Stimulation of transepithelial Na(+) current by extracellular Gd(3+) in Xenopus laevis alveolar epithelium.

In the present study we investigated the effect of extracellular gadolinium on amiloride-sensitive Na(+) current across Xenopus alveolar epithelium by Ussing chamber experiments and studied its direct effect on epithelial Na(+) channels with the patch-clamp method. As observed in various epithelia, the short-circuit current ( I(sc)) and the amiloride-sensitive Na(+) current ( I(ami)) across Xenopus alveolar epithelium was downregulated by high apical Na(+) concentrations. Apical application of gadolinium (Gd(3+)) increased I(sc) in a dose-dependent manner ( EC(50) = 23.5 microM). The effect of Gd(3+) was sensitive to amiloride, which indicated the amiloride-sensitive transcellular Na(+) transport to be upregulated. Benz-imidazolyl-guanidin (BIG) and p-hydroxy-mercuribenzonic-acid (PHMB) probably release apical Na(+) channels from Na(+)-dependent autoregulating mechanisms. BIG did not stimulate transepithelial Na(+) currents across Xenopus lung epithelium but, interestingly, it prevented the stimulating effect of Gd(3+) on transepithelial Na(+) transport. PHMB increased I(sc) and this stimulation was similar to the effect of Gd(3+). Co-application of PHMB and Gd(3+) had no additive effects on I(sc).

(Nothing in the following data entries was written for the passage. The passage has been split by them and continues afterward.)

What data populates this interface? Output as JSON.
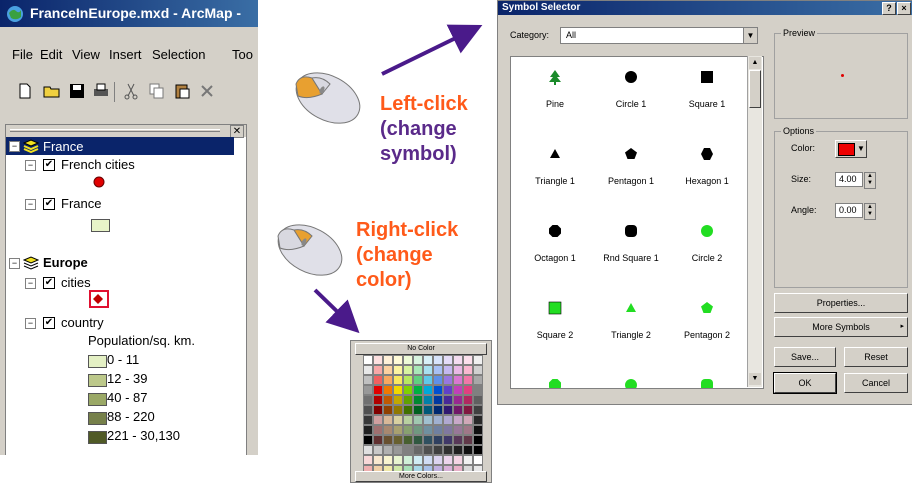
{
  "arcmap": {
    "title": "FranceInEurope.mxd - ArcMap - ",
    "menu": [
      "File",
      "Edit",
      "View",
      "Insert",
      "Selection",
      "Too"
    ],
    "toc": {
      "groups": [
        {
          "name": "France",
          "layers": [
            {
              "name": "French cities"
            },
            {
              "name": "France"
            }
          ]
        },
        {
          "name": "Europe",
          "layers": [
            {
              "name": "cities"
            },
            {
              "name": "country",
              "legend_title": "Population/sq. km.",
              "classes": [
                "0 - 11",
                "12 - 39",
                "40 - 87",
                "88 - 220",
                "221 - 30,130"
              ],
              "colors": [
                "#e4f0c4",
                "#bcc88a",
                "#9aa866",
                "#76804a",
                "#505a26"
              ]
            }
          ]
        }
      ]
    }
  },
  "annotations": {
    "left_click": [
      "Left-click",
      "(change",
      "symbol)"
    ],
    "right_click": [
      "Right-click",
      "(change",
      "color)"
    ],
    "left_color": "#5a2a8a",
    "right_color": "#ff5a1a"
  },
  "symbol_selector": {
    "title": "Symbol Selector",
    "title_buttons": [
      "?",
      "×"
    ],
    "category_label": "Category:",
    "category_value": "All",
    "preview_label": "Preview",
    "options_label": "Options",
    "color_label": "Color:",
    "size_label": "Size:",
    "size_value": "4.00",
    "angle_label": "Angle:",
    "angle_value": "0.00",
    "buttons": {
      "properties": "Properties...",
      "more_symbols": "More Symbols",
      "save": "Save...",
      "reset": "Reset",
      "ok": "OK",
      "cancel": "Cancel"
    },
    "symbols": [
      {
        "label": "Pine",
        "icon": "pine-tree-icon",
        "color": "#1a8a2a"
      },
      {
        "label": "Circle 1",
        "icon": "circle-icon",
        "color": "#000000"
      },
      {
        "label": "Square 1",
        "icon": "square-icon",
        "color": "#000000"
      },
      {
        "label": "Triangle 1",
        "icon": "triangle-icon",
        "color": "#000000"
      },
      {
        "label": "Pentagon 1",
        "icon": "pentagon-icon",
        "color": "#000000"
      },
      {
        "label": "Hexagon 1",
        "icon": "hexagon-icon",
        "color": "#000000"
      },
      {
        "label": "Octagon 1",
        "icon": "octagon-icon",
        "color": "#000000"
      },
      {
        "label": "Rnd Square 1",
        "icon": "rounded-square-icon",
        "color": "#000000"
      },
      {
        "label": "Circle 2",
        "icon": "circle-icon",
        "color": "#22dd22"
      },
      {
        "label": "Square 2",
        "icon": "square-icon",
        "color": "#22dd22"
      },
      {
        "label": "Triangle 2",
        "icon": "triangle-icon",
        "color": "#22dd22"
      },
      {
        "label": "Pentagon 2",
        "icon": "pentagon-icon",
        "color": "#22dd22"
      },
      {
        "label": "",
        "icon": "octagon-icon",
        "color": "#22dd22"
      },
      {
        "label": "",
        "icon": "circle-icon",
        "color": "#22dd22"
      },
      {
        "label": "",
        "icon": "rounded-square-icon",
        "color": "#22dd22"
      }
    ]
  },
  "palette": {
    "no_color": "No Color",
    "more_colors": "More Colors..."
  }
}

In cell-attached patches on Xenopus oocytes extracellular Gd(3+) increased the open probability ( NP(o)) of Xenopus epithelial sodium channels (ENaC) from 0.72 to 1.79 and decreased the single-channel conductance from 5.5 to 4.6 pS. Our data indicate that Xenopus alveolar epithelium exhibits Na(+)-dependent non-hormonal control of transepithelial Na(+) transport and that the earth metal gadolinium interferes with these mechanisms. The patch-clamp experiments indicate that Gd(3+) directly modulates the activity of ENaCs.